Dans les mois qui viennent, des milliers d’étudiantes et d’étudiants passeront devant la justice. Chaque fois, ils feront face à des juges issus des classes favorisées; chaque fois, ils le feront avec des ressources incomparables à celle de leurs adversaires; et chaque fois, on considérera que ce débalancement du rapport de force est « normal ».

Pour preuve, personne n’en parlera…

Le juge

« Nommé à la Cour supérieure en 2004, Denis Jacques était pressenti pour être candidat libéral dans Québec aux élections de 2004. Il était alors conseiller juridique pour les libéraux de cette circonscription »[2] .

Le juge condamnant le militant qui a combattu le gouvernement du Parti libéral est un ami du Parti libéral. Personne dans l’espace médiatique n’a souligné ce fait. Aucun article, aucun commentaire, aucun scandale… C’est pourtant ce qui explique que les mots du juge soient précisément les mêmes que ceux de la propagande gouvernementale

« Se disant agir pour le respect de la démocratie, Gabriel Nadeau-Dubois incite au non-respect des ordonnances rendues par les tribunaux, dont celle en faveur du demandeur Morasse. Ce faisant, il prône plutôt l’anarchie et encourage la désobéissance civile ». (extrait du jugement)

Ajoutons également que l’avocat de la poursuite, Roy Martel, est également un généreux donateur du Parti libéral – de 2009 à 2011, il a donné 1 785 $ à la caisse du PLQ – et qu’il agit à titre de bénévole dans ce procès [3].

Le scab

« Je pense que c’est un beau message pour le Québec »

– Jean-François Morasse

Fidèle à la tradition, le scab affirme que son droit individuel prime sur le droit collectif.

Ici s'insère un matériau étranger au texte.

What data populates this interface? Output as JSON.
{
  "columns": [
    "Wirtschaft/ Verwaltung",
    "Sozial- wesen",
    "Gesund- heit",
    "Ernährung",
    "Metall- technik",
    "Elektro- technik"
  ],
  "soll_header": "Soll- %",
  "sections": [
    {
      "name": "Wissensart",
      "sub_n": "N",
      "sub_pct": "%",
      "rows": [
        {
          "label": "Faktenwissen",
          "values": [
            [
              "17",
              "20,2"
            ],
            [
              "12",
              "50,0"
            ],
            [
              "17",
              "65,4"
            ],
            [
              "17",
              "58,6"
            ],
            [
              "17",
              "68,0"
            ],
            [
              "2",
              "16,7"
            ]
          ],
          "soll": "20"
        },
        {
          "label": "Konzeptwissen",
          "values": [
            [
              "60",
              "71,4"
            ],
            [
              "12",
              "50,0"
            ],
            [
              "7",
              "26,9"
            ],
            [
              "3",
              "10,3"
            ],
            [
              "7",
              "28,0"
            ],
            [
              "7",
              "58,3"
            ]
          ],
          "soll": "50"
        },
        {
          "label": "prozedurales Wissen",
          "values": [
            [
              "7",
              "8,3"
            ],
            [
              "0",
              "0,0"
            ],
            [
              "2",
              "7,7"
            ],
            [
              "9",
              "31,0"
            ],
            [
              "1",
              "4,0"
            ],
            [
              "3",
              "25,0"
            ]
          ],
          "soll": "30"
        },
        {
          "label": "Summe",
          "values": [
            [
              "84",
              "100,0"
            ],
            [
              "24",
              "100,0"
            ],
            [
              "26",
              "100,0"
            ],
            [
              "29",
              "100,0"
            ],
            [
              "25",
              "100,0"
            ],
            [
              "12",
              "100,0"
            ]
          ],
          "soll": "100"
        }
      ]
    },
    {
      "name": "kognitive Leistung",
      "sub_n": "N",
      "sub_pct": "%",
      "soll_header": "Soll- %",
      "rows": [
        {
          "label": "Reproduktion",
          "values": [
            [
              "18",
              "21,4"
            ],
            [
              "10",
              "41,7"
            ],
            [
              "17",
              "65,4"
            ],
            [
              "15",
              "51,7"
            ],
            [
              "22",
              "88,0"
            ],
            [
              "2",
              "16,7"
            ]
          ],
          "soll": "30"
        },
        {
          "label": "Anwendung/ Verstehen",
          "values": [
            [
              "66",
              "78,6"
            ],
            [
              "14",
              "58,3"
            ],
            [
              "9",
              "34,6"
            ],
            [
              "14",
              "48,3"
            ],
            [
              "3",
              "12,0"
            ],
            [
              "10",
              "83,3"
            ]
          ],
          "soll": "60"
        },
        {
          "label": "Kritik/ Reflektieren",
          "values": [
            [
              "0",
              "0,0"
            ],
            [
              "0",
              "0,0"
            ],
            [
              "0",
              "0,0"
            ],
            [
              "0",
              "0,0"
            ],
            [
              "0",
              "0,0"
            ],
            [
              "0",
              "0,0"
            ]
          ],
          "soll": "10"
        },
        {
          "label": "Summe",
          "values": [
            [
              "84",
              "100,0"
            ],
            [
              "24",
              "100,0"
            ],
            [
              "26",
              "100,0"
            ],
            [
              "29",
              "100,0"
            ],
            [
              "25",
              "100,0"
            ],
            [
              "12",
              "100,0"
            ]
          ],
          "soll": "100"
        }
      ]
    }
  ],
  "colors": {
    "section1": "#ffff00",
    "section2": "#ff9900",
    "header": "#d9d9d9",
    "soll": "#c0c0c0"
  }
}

Il faut se soumettre au droit, à la loi, au parlement, à l’autorité de la cour, du patron ou des juges, mais non à celle des assemblées démocratiques. Alors qu’il se réfugie derrière le pouvoir des gardiens de sécurité, de la police, des avocats et des juges au lieu de participer au débat politique; alors qu’il menace de prison un porte-parole du mouvement, mouvement qui a par ailleurs subi une répression historique inégalée, c’est lui, le scab, qui est victime de « violence et d’intimidation ».

Pauvre petit lui… La prochaine fois, on lui enverra des chocolats et une tonne de câlins.

***

La pire des injustices, c’est celle qu’on ne voit plus, celle dont on ne parle plus, celle qui devient valeur et loi. S’il n’est pas toujours facile de dénoncer l’injustice lorsqu’elle est exception, ce l’est d’autant plus lorsqu’elle est la norme. La combattre, c’est également combattre le socle sur lequel elle repose : la société et les valeurs qui lui permettent d’exister.

Les étudiantes et les étudiants ont affronté le gouvernement libéral afin de préserver le droit à l’éducation et d’association. Mais c’est tout un système qui s’est dressé contre eux. Un système de répression. Un système de justice. Un système de classes favorisant les amis du parti.

Et malheureusement, Michel Chartrand est mort en 2010…

Notes


[1] Le procès des cinq, préface de Louis Hamelin, Montréal, Lux.

[2] La Presse, Montréal, vendredi 29 avril 2005.